Many small businesses owners are becoming convinced that increasing the minimum wage across the board is necessary and doesn’t actually harm their businesses at all.
This is ironic to the common notion that small businesses by nature hate any increase in the minimum salary since this means additional cost to their business and may mean firing of workers.
But based on a report published at Bloomberg Business Week Thursday, many small businesses are becoming convinced that increasing the salary pay per hour rate will not only benefit the employees themselves but their small businesses’ profit as well by providing good services for their customers.
The issue stemmed from the recent proposal of President Barack Obama to increase the federal minimum wage from the current $7.25 to $9 per hour on or before the end of 2015.

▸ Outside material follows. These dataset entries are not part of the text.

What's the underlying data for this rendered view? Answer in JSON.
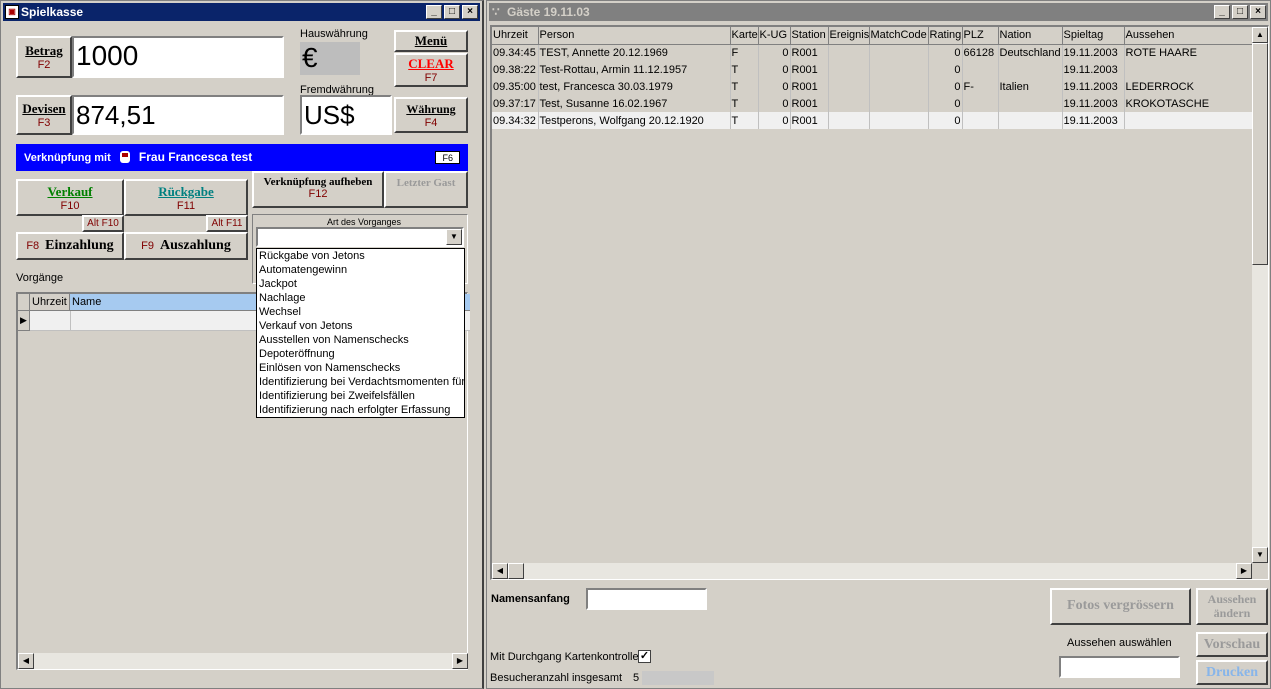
{
  "left_window": {
    "title": "Spielkasse",
    "betrag": {
      "label": "Betrag",
      "fkey": "F2",
      "value": "1000"
    },
    "devisen": {
      "label": "Devisen",
      "fkey": "F3",
      "value": "874,51"
    },
    "hauswaehrung": {
      "label": "Hauswährung",
      "value": "€"
    },
    "fremdwaehrung": {
      "label": "Fremdwährung",
      "value": "US$"
    },
    "menu_button": "Menü",
    "clear_button": {
      "label": "CLEAR",
      "fkey": "F7"
    },
    "waehrung_button": {
      "label": "Währung",
      "fkey": "F4"
    },
    "link_bar": {
      "prefix": "Verknüpfung mit",
      "name": "Frau Francesca test",
      "fkey": "F6"
    },
    "verkauf": {
      "label": "Verkauf",
      "fkey": "F10",
      "alt": "Alt F10"
    },
    "rueckgabe": {
      "label": "Rückgabe",
      "fkey": "F11",
      "alt": "Alt F11"
    },
    "verkn_aufheben": {
      "label": "Verknüpfung aufheben",
      "fkey": "F12"
    },
    "letzter_gast": "Letzter Gast",
    "einzahlung": {
      "fkey": "F8",
      "label": "Einzahlung"
    },
    "auszahlung": {
      "fkey": "F9",
      "label": "Auszahlung"
    },
    "art_label": "Art des Vorganges",
    "art_options": [
      "Rückgabe von Jetons",
      "Automatengewinn",
      "Jackpot",
      "Nachlage",
      "Wechsel",
      "Verkauf von Jetons",
      "Ausstellen von Namenschecks",
      "Depoteröffnung",
      "Einlösen von Namenschecks",
      "Identifizierung bei Verdachtsmomenten für",
      "Identifizierung bei Zweifelsfällen",
      "Identifizierung nach erfolgter Erfassung"
    ],
    "vorgaenge_label": "Vorgänge",
    "vorgaenge_columns": [
      "Uhrzeit",
      "Name"
    ]
  },
  "right_window": {
    "title": "Gäste 19.11.03",
    "columns": [
      "Uhrzeit",
      "Person",
      "Karte",
      "K-UG",
      "Station",
      "Ereignis",
      "MatchCode",
      "Rating",
      "PLZ",
      "Nation",
      "Spieltag",
      "Aussehen"
    ],
    "rows": [
      [
        "09.34:45",
        "TEST, Annette  20.12.1969",
        "F",
        "0",
        "R001",
        "",
        "",
        "0",
        "66128",
        "Deutschland",
        "19.11.2003",
        "ROTE HAARE"
      ],
      [
        "09.38:22",
        "Test-Rottau, Armin  11.12.1957",
        "T",
        "0",
        "R001",
        "",
        "",
        "0",
        "",
        "",
        "19.11.2003",
        ""
      ],
      [
        "09.35:00",
        "test, Francesca  30.03.1979",
        "T",
        "0",
        "R001",
        "",
        "",
        "0",
        "F-",
        "Italien",
        "19.11.2003",
        "LEDERROCK"
      ],
      [
        "09.37:17",
        "Test, Susanne  16.02.1967",
        "T",
        "0",
        "R001",
        "",
        "",
        "0",
        "",
        "",
        "19.11.2003",
        "KROKOTASCHE"
      ],
      [
        "09.34:32",
        "Testperons, Wolfgang  20.12.1920",
        "T",
        "0",
        "R001",
        "",
        "",
        "0",
        "",
        "",
        "19.11.2003",
        ""
      ]
    ],
    "namensanfang_label": "Namensanfang",
    "namensanfang_value": "",
    "fotos_button": "Fotos vergrössern",
    "aussehen_aendern_button": "Aussehen ändern",
    "aussehen_auswaehlen_label": "Aussehen auswählen",
    "aussehen_value": "",
    "vorschau_button": "Vorschau",
    "drucken_button": "Drucken",
    "kartenkontrolle_label": "Mit Durchgang Kartenkontrolle",
    "kartenkontrolle_checked": "✓",
    "besucher_label": "Besucheranzahl insgesamt",
    "besucher_value": "5"
  },
  "colors": {
    "title_active": "#0a246a",
    "link_bar": "#0000ff",
    "fkey": "#800000",
    "clear": "#ff0000",
    "verkauf": "#008000",
    "rueckgabe": "#008080"
  }
}
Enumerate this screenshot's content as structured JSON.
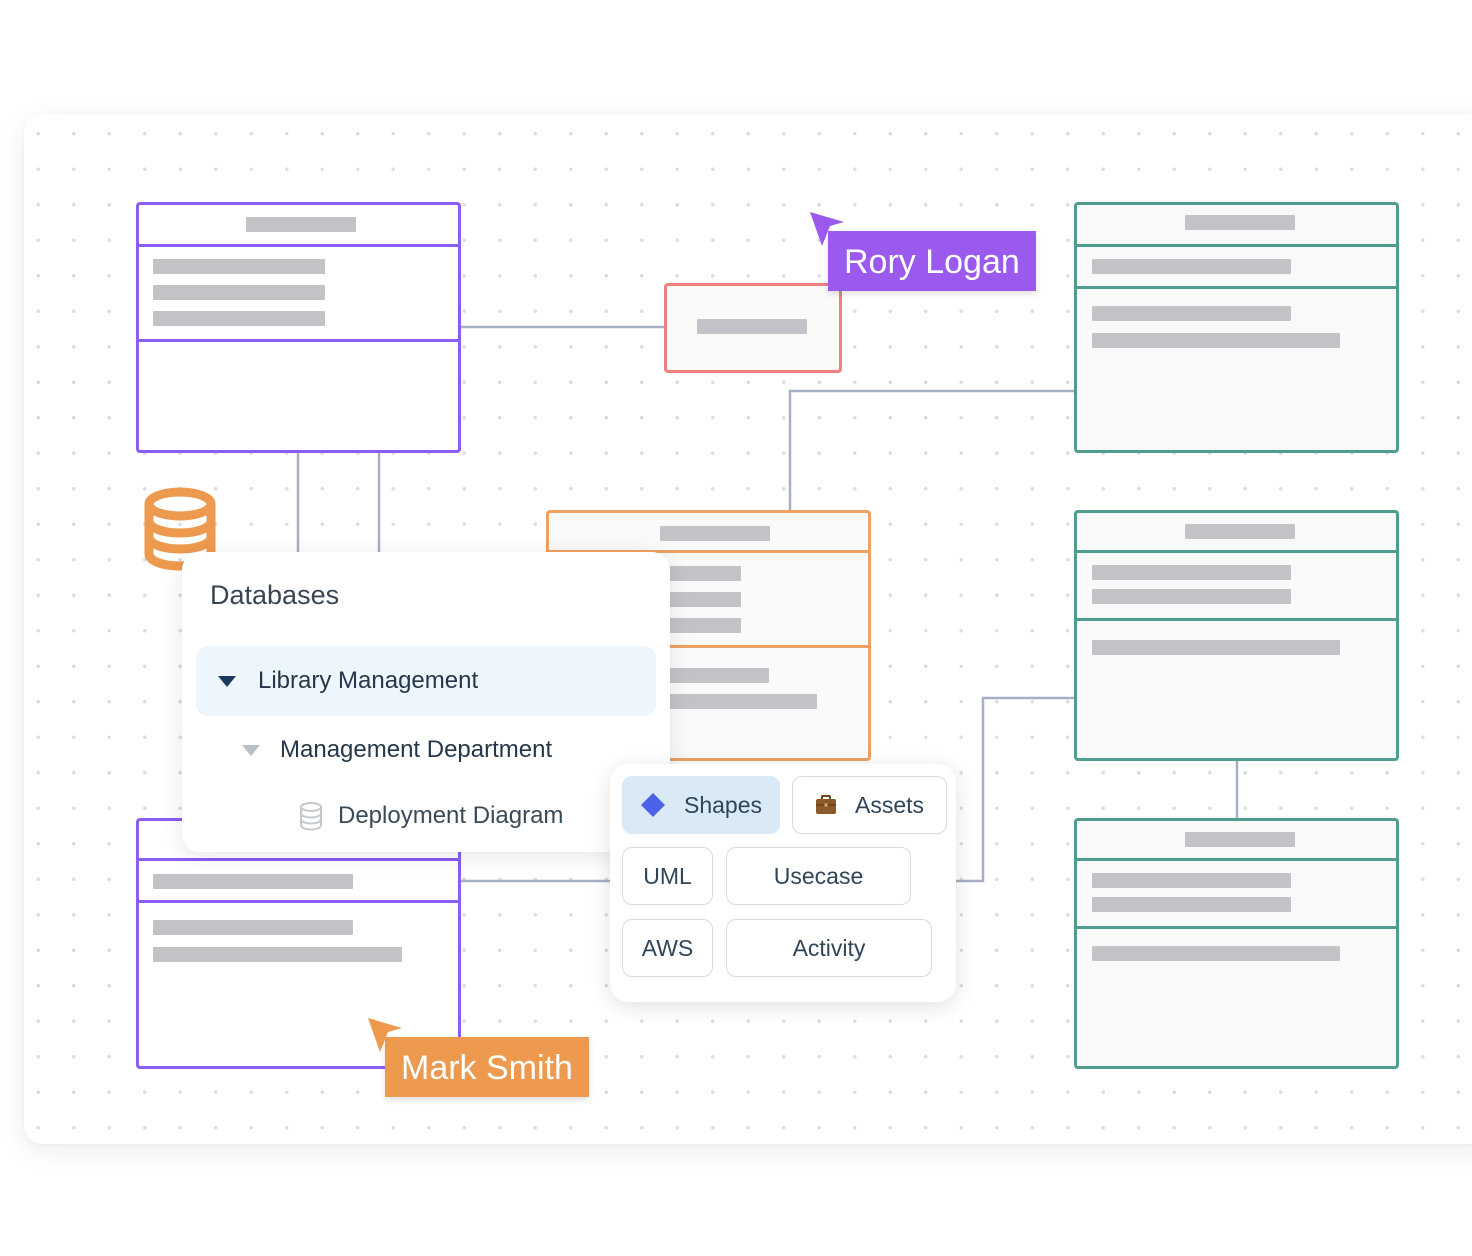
{
  "colors": {
    "purple": "#8b5cf6",
    "teal": "#4f9d8f",
    "orange": "#f0a060",
    "red": "#ee8080",
    "connector": "#a7afc4",
    "placeholder_bar": "#c2c3c6",
    "cursor_rory": "#9c59ee",
    "cursor_mark": "#ee9a4e"
  },
  "cursors": {
    "rory": {
      "name": "Rory Logan"
    },
    "mark": {
      "name": "Mark Smith"
    }
  },
  "database_tree": {
    "title": "Databases",
    "items": [
      {
        "label": "Library Management",
        "level": 0,
        "expanded": true,
        "selected": true,
        "icon": "caret-down-icon"
      },
      {
        "label": "Management Department",
        "level": 1,
        "expanded": true,
        "selected": false,
        "icon": "caret-down-icon"
      },
      {
        "label": "Deployment Diagram",
        "level": 2,
        "selected": false,
        "icon": "database-icon"
      }
    ]
  },
  "shapes_panel": {
    "tabs": [
      {
        "label": "Shapes",
        "icon": "diamond-icon",
        "active": true
      },
      {
        "label": "Assets",
        "icon": "briefcase-icon",
        "active": false
      }
    ],
    "categories": [
      "UML",
      "Usecase",
      "AWS",
      "Activity"
    ]
  }
}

But the government expects a firm opposition from America’s sizable 6 million small employers.
Considering all aspects in economics including the inflation rate, data would suggest that an average American who earns a minimum wage of $1.60 in 1968 experiences a better life than an average American earning a minimum pay at present time.
“Our women [business owners] who pay a living wage have an advantage over their larger counterparts who don’t,” Margot Dorfman, chief executive officer of the U.S. Women’s Chamber of Commerce was quoted as saying by the Bloomberg.
The chamber is an organization with 500,000 members; roughly 75 percent of them are owners of small business owners.
“Whether Obama’s proposal is high enough or the time frame is fast enough is the question,” Dorfman added.
Among the groups of small business owners who back the proposed policy on across the board pay increase include Main Street Alliance, the National Latino Farmers & Ranchers Trade Association, and the Greater New York Chamber of Commerce, among others.
But as expected, two of the country’s biggest small business organizations, oppose any form of increase including the National Federation of Independent Business and the National Small Business Association.
“If you artificially increase demand in the form of minimum wages, you’re going to suppress demand elsewhere, and that’s going to come directly from the employer’s side.” The International Franchise Association Vice President of Government Affairs and Public Policy Jay Perron was quoted as saying by the Bloomberg Thursday.
Perron said any raise in the minimum wage is just not included on the priorities of its members.